Norbert Rosing ist einer der einflussreichsten Naturfotografen weltweit. In Stuttgart hat der 67-Jährige jetzt seine Ausstellung in der Leica-Galerie eröffnet und dabei so manche Geschichte erzählt.

Stadtleben/Stadtkultur: Uwe Bogen (ubo)

Stuttgart - Seine Bilder von Eisbären gehen um die Welt. Der in München lebende Norbert Rosing arbeitet mit seiner Leica ohne Teleobjektiv, will in der Arktis möglichst nah ran an die Raubtiere. So gelingen ihm faszinierende Porträts der weißen Jäger, die oft so sanft auf dem Eis liegen, als wollten sie zum Kuscheln einladen.

 

Dass Eisbären aber sehr gefährlich sein können, hat der mit zahlreichen Preisen ausgezeichnete Naturfotograf selbst erlebt. Mit einem Freund ist er einmal in zwei Autos dicht an ein schlafendes Tier herangefahren, erzählte er bei der Vernissage seiner Ausstellung „Wilde Arktis - „Rocks & Things“ in der Stuttgarter Leica-Galerie. Die beiden wollten in ihren Autos warten, bis der Eisbär aufwacht und „irgendetwas tut“, was für ein Foto gut sein könnte. Der Freund hatte sein Autofenster für frische Luft etwas heruntergekurbelt. Um die Wartezeit zu überbrücken, machte er sich eine Suppe. In heißes Wasser schüttete er eine Instanttüte.

Der Eisbär machte kurzen Prozess

Der Duft zog durchs leicht geöffnete Fenster – direkt zur Nase des Eisbären. Die Tiere sind bekannt für ihren guten Geruchssinn. Prompt erwachte der weiße Riese, stand auf, lief auf das Auto zu und machte kurzen Prozess. Mit einem Schlag zertrümmerte der Bär das Fenster.

Geistesgegenwärtig verteidigte sich der Freund, indem er die heiße Suppe dem Angreifer entgegenschleuderte. Der Bär wich zurück, kleine Nudeln klebten kreuz und quer an seinem Gesicht. Norbert Rosing griff zu seiner Leica und dachte, das Foto seines Lebens nun machen können. „Es waren die analogen Zeiten damals“, erinnert sich der 67-Jährige, „ich war bei Foto Nummer 36.“ Mit anderen Worten: Der Film war voll, nix ging mehr.

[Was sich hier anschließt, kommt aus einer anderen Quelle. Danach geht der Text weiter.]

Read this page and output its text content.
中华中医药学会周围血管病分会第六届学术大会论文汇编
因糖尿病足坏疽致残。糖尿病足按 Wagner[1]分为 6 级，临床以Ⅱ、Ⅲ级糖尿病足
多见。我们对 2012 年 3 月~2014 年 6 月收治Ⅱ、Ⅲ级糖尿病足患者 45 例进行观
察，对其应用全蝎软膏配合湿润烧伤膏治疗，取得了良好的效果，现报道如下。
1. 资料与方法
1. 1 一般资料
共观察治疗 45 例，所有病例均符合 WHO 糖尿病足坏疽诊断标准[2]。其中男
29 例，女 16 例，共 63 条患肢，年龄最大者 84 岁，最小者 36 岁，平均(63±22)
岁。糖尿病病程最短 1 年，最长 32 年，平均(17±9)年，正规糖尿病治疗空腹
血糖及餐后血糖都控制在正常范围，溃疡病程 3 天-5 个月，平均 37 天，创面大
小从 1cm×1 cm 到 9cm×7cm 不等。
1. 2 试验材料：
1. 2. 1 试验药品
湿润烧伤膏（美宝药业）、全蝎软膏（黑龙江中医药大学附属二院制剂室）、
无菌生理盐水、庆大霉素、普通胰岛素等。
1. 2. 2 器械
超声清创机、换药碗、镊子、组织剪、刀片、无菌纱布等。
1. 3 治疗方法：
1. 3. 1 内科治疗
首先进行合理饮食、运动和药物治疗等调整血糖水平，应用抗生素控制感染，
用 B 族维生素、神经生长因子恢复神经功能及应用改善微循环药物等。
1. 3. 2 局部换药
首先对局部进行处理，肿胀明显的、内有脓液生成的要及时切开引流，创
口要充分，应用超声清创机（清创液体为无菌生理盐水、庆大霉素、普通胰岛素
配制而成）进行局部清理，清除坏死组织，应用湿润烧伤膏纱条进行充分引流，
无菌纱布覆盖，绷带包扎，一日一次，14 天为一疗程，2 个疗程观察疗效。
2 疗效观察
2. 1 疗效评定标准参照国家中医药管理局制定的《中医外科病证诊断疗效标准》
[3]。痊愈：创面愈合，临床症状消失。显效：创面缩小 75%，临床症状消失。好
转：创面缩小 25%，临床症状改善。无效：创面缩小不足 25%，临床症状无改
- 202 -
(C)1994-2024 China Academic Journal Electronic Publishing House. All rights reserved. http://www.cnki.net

Seit 1988 war er 50-mal bei den Eisbären in der Arktis

Bis heute ärgert er sich darüber, hat dafür aber eine gute Geschichte zum Erzählen. Und mindestens so gut, wie er fotografiert, erzählt Rosing auch. Das Nudelfoto fehlt zwar in der Ausstellung, aber zahlreiche Meisterwerke sind noch bis zum 24. April im Keller des Leica Store an der Calwer Straße zu sehen. Seit 1988 ist der Fotograf, der als Arktis-Kenner häufig in Talkshows sitzt, 50-mal zu den Eisbären gereist. Das Schicksal der Arktis-Tiere ist eng mit dem Klimawandel verbunden. Rosing setzt sich für den Schutz des Meereises ein. Aber auch sein Heimatland hat’s ihm angetan. Seit über 30 Jahren bereist er die „Naturperlen“ Deutschlands von den Küsten, über die Flüsse, die Mittelgebirge bis zu den Alpen zu allen Jahreszeiten. Ein weiterer Arbeitsschwerpunkt sind die weiten Landschaften der USA.

Eine Ausstellungseröffnung bei Leica ist stets auch ein Treffen der Stuttgarter Fotografen. Bei den Eisbären und beim Auftritt von Saxofonistin Moni Ramoni gesehen: Fotograf Claus Rudolph, der im Mai hier ausstellt, Charakterköpfe-Fotograf Wilhelm Betz, Aktfotografin Tina Trumpp, der Motorsportfotograf Werner Eisele und viele andere.